If we query our table, we would get the following results:
EXECUTE sp_help 'dbo.A';
What this is telling us is that:
- Our Identity column is [A_ID] (identity),
- Our Identity value starts at 1 (seed), and
- It goes up by 1 (increment) each time.
…little tip: check out Tools -> Options -> Keyboard -> Query Shortcuts… you can just highlight a table and hit “Alt + F1” and you have the same results as running the above query…Efficiency for the win!…
which is great if we wanted to know what we started off with, but what about looking into the future? What about knowing what’s going to get inserted next?
Well for the identity column, we can!
DBCC CHECKIDENT(), passing in your table name.
NOTE: I’ve just given you a potentially dangerous command as it has some optimal parameters that can break stuff. Do me a favour and make sure you’re not on Production.
…see the above? How it’s in bold? Do me a favour and double check you’re not on Production? Cheers!…
so we’ve looked into the future and we can tell that with sp_help and DBCC CHECKIDENT, our future identity will be:
DBCC CHECKIDENT().current identity value + sp_help.increment
Now say that part of our query is only interested in rows where x1 = 1.
The most basic way to create our temporary table with this information is probably the one that the majority would use:
SELECT * INTO #temp FROM dbo.A WHERE x1 = 1; SELECT * FROM #temp;
…Nice, simple, easy. 3 things that we want….
And if we were to ALT+ F1 #temp we would get the following:
So with the same identity, we have the same current identity value, right?
Now I like this.
I appreciate this.
I’m thankful for this.
But I’m not sure why exactly this happens, apart from SQL Server is smart enough to know that it’s not going to need the exact same current identity value for this new table.
Using a (slightly depreciated) command
SET STATISTICS PROFILE ON; SELECT * INTO #temp FROM dbo.A WHERE x1 = 1;
..it seems like SQL Server is changing the identity for you…
Now just to make this even more confusing, we run the following which for me shows that the last x1 value is 2.
SELECT * FROM dbo.A ORDER BY A_ID DESC;
So what I’m expecting is that if we were to input this into a temporary table, we wouldn’t expect to see that setidentity…-7.
SET STATISTICS PROFILE ON; SELECT * INTO #temp2 FROM dbo.A WHERE x1 = 2;
…But it’s there!…
Fine, okay so, just means that our current identity value has been changed!
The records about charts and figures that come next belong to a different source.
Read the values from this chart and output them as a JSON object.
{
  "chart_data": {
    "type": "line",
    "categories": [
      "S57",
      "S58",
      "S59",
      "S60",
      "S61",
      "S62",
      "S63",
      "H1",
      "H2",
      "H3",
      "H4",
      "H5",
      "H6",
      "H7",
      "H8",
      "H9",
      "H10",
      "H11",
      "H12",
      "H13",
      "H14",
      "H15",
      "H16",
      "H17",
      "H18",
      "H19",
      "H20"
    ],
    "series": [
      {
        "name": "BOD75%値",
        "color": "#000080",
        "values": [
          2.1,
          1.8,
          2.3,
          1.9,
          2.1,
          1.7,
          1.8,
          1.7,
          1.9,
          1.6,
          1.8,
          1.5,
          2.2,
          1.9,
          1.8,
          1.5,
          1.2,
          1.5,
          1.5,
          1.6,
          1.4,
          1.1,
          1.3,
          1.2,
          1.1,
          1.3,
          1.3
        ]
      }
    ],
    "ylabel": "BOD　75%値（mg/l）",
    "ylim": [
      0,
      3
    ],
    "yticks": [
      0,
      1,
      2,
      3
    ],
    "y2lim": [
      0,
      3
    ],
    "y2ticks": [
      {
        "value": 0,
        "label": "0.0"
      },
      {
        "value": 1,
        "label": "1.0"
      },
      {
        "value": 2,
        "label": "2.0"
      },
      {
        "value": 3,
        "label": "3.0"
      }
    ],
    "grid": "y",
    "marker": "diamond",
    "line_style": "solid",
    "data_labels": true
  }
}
So we run our DBCC CHECKIDENT and…
DBCC CHECKIDENT ('#temp2')
And that’s my problem!
I don’t have an answer for this at the moment but when I figure this out, I’ll let you know, and if anyone has the answer, feel free to share 🙂
But at least I have a partial answer:
Question: When subtracting 7 from a value equal no change?
Answer: When SQL Server is involved.